Actually, many historians think that Kennedy himself wrote that quote, but there is no denying that Ted Sorensen wrote most if not all of JFK's speeches. It was even alleged that Sorensen was the ghostwriter who penned Profiles in Courage, a Pulitzer Prize winning book authored by Senator John F. Kennedy. Sorensen was the star attraction at this forum. Also on the dais was Ray Price, the man who wrote Nixon's resignation speech, and speechwriters for George H.W. Bush and Bill Clinton. But at this venue, in this city, the other three guests might as well have been shadows for the relative attention that they received. I have to admit, given the opportunity to ask a question (okay, fine, I showed up early to be able to sit closest to the Q&A microphone) I directed my question to none other than Ted Sorensen. (He said it was a thoughtful question, by the way.)
It was an interesting afternoon. All of the panelists were informed and engaging. The forum was very well attended, with the large auditorium filled to capacity and then some. But the lingering image for me doesn't spring from the forum at all. It's from something that happened before I even walked in the door.
As I said, I arrived early. On the way in, I passed a limousine on Columbia Road headed toward the library. Sure enough, Ted Sorensen was the passenger. So I arrived and parked, and I walked in just behind him. I was struck by how delicately he moved. He was assisted into the library by a young woman who grasped his arm to steady him and he proceeded very slowly inside.
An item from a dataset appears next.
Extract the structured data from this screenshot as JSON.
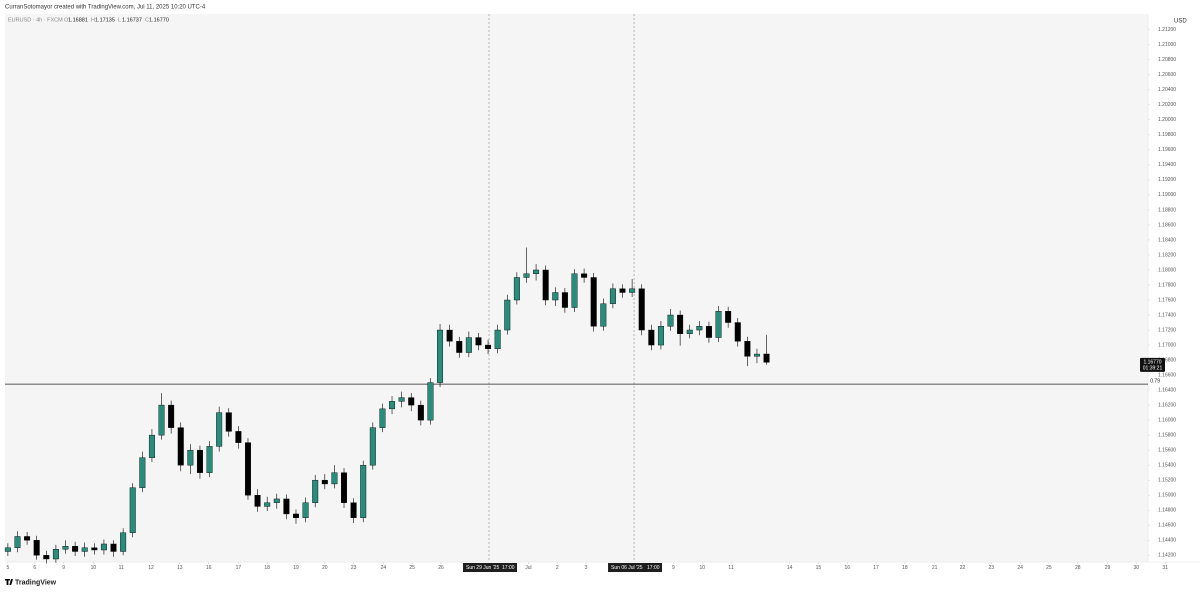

Later, when he ascended the dais in the auditorium, he again moved quite gingerly while taking his place.
Now this is unavoidable. The man was born in 1928. Of course he's not going to rocket up the stairs like a seventeen year old. Still, I was struck by the irony. Here we were in a library dedicated to the memory of a president frozen in our memories as a young man, and his much younger adviser needs assistance getting in the door. That's how much time has passed since John F. Kennedy was president. Does it seem that long to Mr. Sorensen? Does it sometimes seem like it was yesterday? That's the question I would have liked to ask him. I didn't, because I wanted to pose a scholarly question, and I also didn't want to inject a melancholy note into the proceedings. But that's what lingers in the mind. That, and how different JFK was from the president we have now.